Cómo eliminar a tu adversario y convertirte en el único oponente

Cuatro jóvenes, uno de ellos en cuclillas

¿Beneficios para el partido político?

El inicio del dilema

En campaña electoral, y a veces incluso en el ejercicio del poder, la política parece más un deporte de demolición que un debate de ideas. La estrategia de desacreditar al contrincante político —señalar sus errores, exponer sus defectos, atacar su reputación— se ha convertido en un recurso casi automático. Pero la pregunta incómoda es: ¿quién gana con este juego? ¿El pueblo recibe más claridad sobre quién lo gobierna o solo el partido atacante refuerza su poder?

El mecanismo detrás de la desacreditación

Desacreditar no es lo mismo que criticar. La crítica aporta argumentos, datos y alternativas; la desacreditación busca minar la confianza en la persona, no en su programa. Funciona porque apela a lo emocional: una mancha en la reputación pesa más que un análisis técnico de políticas públicas.

En sociedades saturadas de información, donde los ciudadanos no tienen tiempo para leer programas completos de gobierno, un rumor o una acusación repetida puede ser más efectiva que diez páginas de propuestas. La política, así, se convierte en un concurso de quién destruye mejor la imagen del otro.

Ejemplos que atraviesan la historia

La estrategia de desacreditar no es nueva. En la Roma republicana, Cicerón fue experto en usar discursos públicos para desacreditar a sus rivales, destacando sus supuestos vicios personales. En Estados Unidos, la campaña de 1964 contra Barry Goldwater lo pintó como un extremista capaz de llevar al país a una guerra nuclear, más allá de discutir sus ideas.

En América Latina, el ejemplo se repite: desde acusaciones de corrupción que nunca llegan a juicio hasta ataques mediáticos que buscan instalar la idea de que el adversario es “incapaz” o “peligroso”. En muchos casos, estas campañas logran su objetivo inmediato: desgastar al rival. Pero rara vez aportan claridad sobre qué necesita realmente la sociedad.

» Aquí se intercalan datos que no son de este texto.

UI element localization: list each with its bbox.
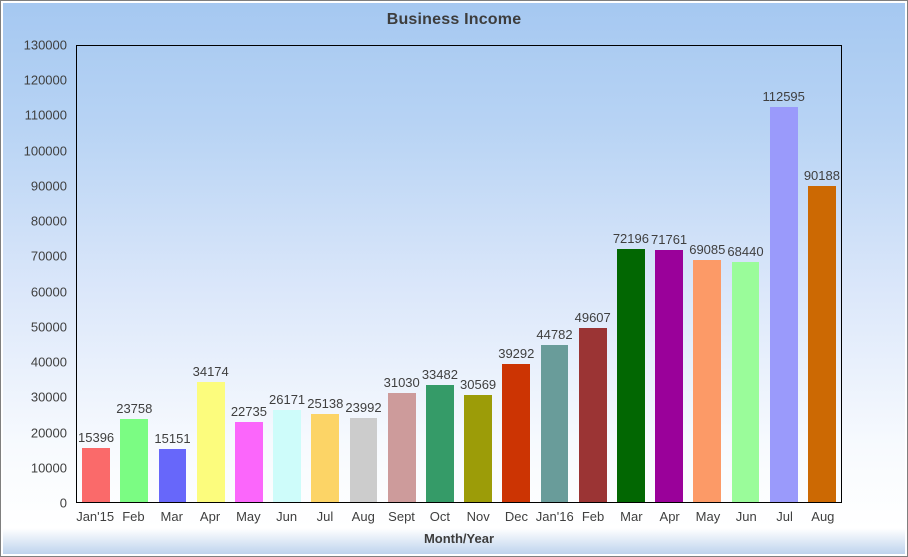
y-axis-tick-label: 110000: [24, 107, 67, 123]
bar-value-label: 30569: [460, 376, 497, 392]
y-axis-tick-label: 10000: [30, 460, 67, 476]
bar-dec-11: [502, 364, 531, 502]
bar-mar-14: [616, 248, 645, 502]
chart-title: Business Income: [386, 11, 522, 28]
x-axis-tick-label: Aug: [351, 509, 375, 524]
x-axis-tick-label: Jan'15: [76, 509, 115, 524]
x-axis-tick-label: Oct: [429, 509, 450, 524]
x-axis-tick-label: Jan'16: [535, 509, 574, 524]
y-axis-tick-label: 50000: [30, 319, 67, 335]
bar-value-label: 69085: [689, 241, 726, 257]
y-axis-tick-label: 80000: [30, 213, 67, 229]
y-axis-tick-label: 70000: [30, 248, 67, 264]
bar-oct-9: [425, 384, 454, 502]
bar-jan16-12: [540, 344, 569, 502]
x-axis-tick-label: Apr: [659, 509, 680, 524]
x-axis-tick-label: Aug: [811, 509, 835, 524]
x-axis-tick-label: Mar: [160, 509, 183, 524]
x-axis: Jan'15 Feb Mar Apr May Jun Jul Aug Sept Oct Nov Dec…: [76, 509, 842, 529]
bar-jan15-0: [82, 448, 111, 502]
bar-value-label: 44782: [536, 326, 573, 342]
x-axis-tick-label: Jul: [776, 509, 793, 524]
bar-jun-5: [273, 410, 302, 502]
y-axis-tick-label: 40000: [30, 354, 67, 370]
bar-aug-7: [349, 417, 378, 502]
bar-value-label: 22735: [230, 404, 267, 420]
bar-value-label: 15151: [154, 430, 191, 446]
x-axis-tick-label: Jun: [276, 509, 298, 524]
bar-sept-8: [387, 393, 416, 502]
bar-aug-19: [807, 185, 836, 502]
bar-value-label: 112595: [762, 89, 805, 105]
bar-value-label: 23992: [345, 399, 382, 415]
y-axis-tick-label: 120000: [23, 72, 67, 88]
x-axis-tick-label: May: [695, 509, 721, 524]
bar-value-label: 34174: [192, 364, 229, 380]
x-axis-tick-label: May: [236, 509, 261, 524]
y-axis-tick-label: 60000: [30, 284, 67, 300]
bar-apr-15: [655, 250, 684, 502]
x-axis-tick-label: Dec: [504, 509, 528, 524]
bar-value-label: 15396: [78, 430, 115, 445]
x-axis-tick-label: Apr: [199, 509, 221, 524]
bar-value-label: 72196: [612, 230, 649, 246]
x-axis-tick-label: Feb: [581, 509, 605, 524]
x-axis-title: Month/Year: [423, 531, 495, 546]
y-axis: 0 10000 20000 30000 40000 50000 60000 70000 8000…: [1, 38, 71, 511]
bar-apr-3: [196, 382, 225, 502]
bar-value-label: 33482: [421, 366, 458, 382]
bar-value-label: 71761: [651, 232, 688, 248]
bar-nov-10: [464, 394, 493, 502]
bar-value-label: 25138: [307, 395, 344, 411]
bar-jul-18: [769, 107, 798, 502]
y-axis-tick-label: 20000: [30, 425, 67, 441]
y-axis-tick-label: 100000: [23, 143, 67, 159]
x-axis-tick-label: Nov: [466, 509, 490, 524]
y-axis-tick-label: 30000: [30, 389, 67, 405]
y-axis-tick-label: 130000: [23, 37, 67, 53]
bar-value-label: 49607: [574, 310, 611, 325]
plot-area: 15396 23758 15151 34174 22735 26171 25138 23992…: [76, 45, 842, 503]
bar-feb-1: [120, 418, 149, 502]
bar-jun-17: [731, 261, 760, 502]
bar-value-label: 39292: [498, 346, 535, 362]
y-axis-tick-label: 0: [59, 495, 67, 511]
x-axis-tick-label: Mar: [620, 509, 643, 524]
bar-value-label: 90188: [803, 167, 840, 183]
bar-may-16: [693, 259, 722, 502]
bar-mar-2: [158, 448, 187, 502]
bar-jul-6: [311, 413, 340, 502]
bar-value-label: 31030: [383, 375, 420, 391]
bar-value-label: 23758: [116, 400, 153, 416]
bar-value-label: 26171: [269, 392, 306, 408]
bar-may-4: [234, 422, 263, 502]
x-axis-tick-label: Feb: [122, 509, 145, 524]
x-axis-tick-label: Jul: [316, 509, 334, 524]
bar-feb-13: [578, 328, 607, 502]
bar-value-label: 68440: [727, 243, 764, 259]
y-axis-tick-label: 90000: [30, 178, 67, 194]
x-axis-tick-label: Jun: [735, 509, 757, 524]
x-axis-tick-label: Sept: [388, 509, 415, 524]
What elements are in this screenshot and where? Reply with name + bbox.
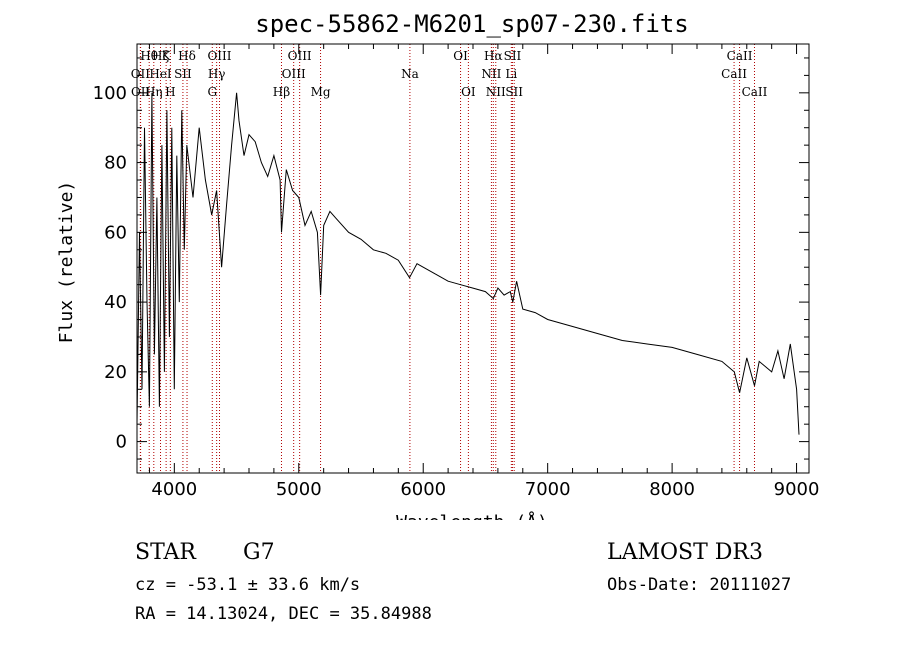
spectral-line-label: Hα [484,49,503,63]
spectrum-chart: spec-55862-M6201_sp07-230.fits 4000 5000 6… [56,10,820,520]
spectral-line-label: Hη [145,85,163,99]
x-tick-label: 4000 [151,479,197,500]
spectral-line-label: NII [486,85,506,99]
object-subclass: G7 [243,540,275,565]
tick-labels: 4000 5000 6000 7000 8000 9000 0 20 40 60 80 100 [93,83,820,500]
spectral-line-label: Na [401,67,419,81]
spectral-line-label: Hγ [208,67,226,81]
y-tick-label: 60 [104,222,127,243]
spectral-line-label: SII [504,49,522,63]
spectral-line-label: Hζ [152,49,169,63]
redshift-velocity: cz = -53.1 ± 33.6 km/s [135,575,361,595]
spectral-line-label: Hθ [140,49,158,63]
spectral-line-label: OI [461,85,476,99]
spectrum-series [136,92,800,435]
spectral-line-label: CaII [742,85,768,99]
x-tick-label: 9000 [774,479,820,500]
x-tick-label: 5000 [276,479,322,500]
spectral-line-label: OII [131,85,151,99]
object-class: STAR [135,540,196,565]
spectrum-line [136,92,800,435]
y-tick-label: 0 [116,432,127,453]
spectral-line-label: Mg [311,85,331,99]
spectral-line-label: Hδ [178,49,196,63]
x-tick-label: 8000 [649,479,695,500]
x-tick-label: 6000 [400,479,446,500]
x-tick-label: 7000 [525,479,571,500]
spectral-line-label: SII [174,67,192,81]
spectral-line-label: K [162,49,172,63]
spectral-line-label: CaII [727,49,753,63]
x-axis-label: Wavelength (Å) [396,511,548,520]
spectral-line-label: Li [505,67,517,81]
spectral-line-markers [139,44,755,473]
spectral-line-label: OIII [288,49,312,63]
y-axis-label: Flux (relative) [56,181,77,344]
y-tick-label: 20 [104,362,127,383]
sky-coordinates: RA = 14.13024, DEC = 35.84988 [135,604,432,624]
spectral-line-label: OI [453,49,468,63]
plot-frame [136,43,810,474]
spectral-line-label: NII [481,67,501,81]
spectral-line-label: SII [505,85,523,99]
spectral-line-label: HeI [149,67,172,81]
chart-title: spec-55862-M6201_sp07-230.fits [255,10,688,38]
y-tick-label: 40 [104,292,127,313]
y-tick-label: 80 [104,153,127,174]
survey-name: LAMOST DR3 [607,540,763,565]
spectral-line-label: OIII [207,49,231,63]
observation-date: Obs-Date: 20111027 [607,575,792,595]
spectral-line-label: H [165,85,175,99]
y-tick-label: 100 [93,83,127,104]
spectral-line-label: OIII [282,67,306,81]
spectral-line-label: Hβ [273,85,290,99]
spectral-line-label: CaII [721,67,747,81]
spectral-line-label: OII [131,67,151,81]
spectral-line-label: G [207,85,217,99]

¿Beneficios para el pueblo?

En teoría, señalar los errores de un contrincante debería servir al pueblo: permite conocer antecedentes, detectar incoherencias y exigir transparencia. Sin embargo, en la práctica, la estrategia de desacreditación suele quedarse en lo superficial. No busca que el ciudadano decida mejor, sino que rechace al adversario casi por reflejo.

El resultado es una ciudadanía más desconfiada, más polarizada y, paradójicamente, menos informada. Porque si todos los políticos son presentados como corruptos, inútiles o peligrosos, ¿cómo distinguir quién ofrece una verdadera alternativa?

Cuánto gana el partido que ataca

Para el partido que utiliza esta estrategia, el beneficio inmediato es evidente: debilitar al rival y ganar terreno en la opinión pública. Además, genera cohesión en sus seguidores, que encuentran en la figura del enemigo un motivo para cerrar filas.

Pero este recurso tiene fecha de caducidad. A largo plazo, el partido que solo desacredita se arriesga a vaciarse de propuestas y a generar un clima político envenenado. En democracias frágiles, esa dinámica erosiona aún más la confianza en el sistema y favorece el crecimiento de discursos autoritarios que prometen “poner orden” en medio del caos.

Entre la necesidad y el abuso

La desacreditación puede ser legítima si se basa en hechos comprobables que afectan directamente la capacidad de un candidato o gobernante para servir al pueblo. Pero cuando se convierte en el eje central de la política, deja de ser una herramienta de transparencia y se transforma en un espectáculo que solo beneficia al partido atacante.

El reto ciudadano está en no dejarse arrastrar por la lógica de “quién destruye mejor al otro”, sino exigir propuestas claras y evaluar la coherencia entre el discurso y la acción. Al final, la democracia no mejora cuando alguien queda desacreditado, sino cuando la gente cuenta con información real para tomar decisiones libres.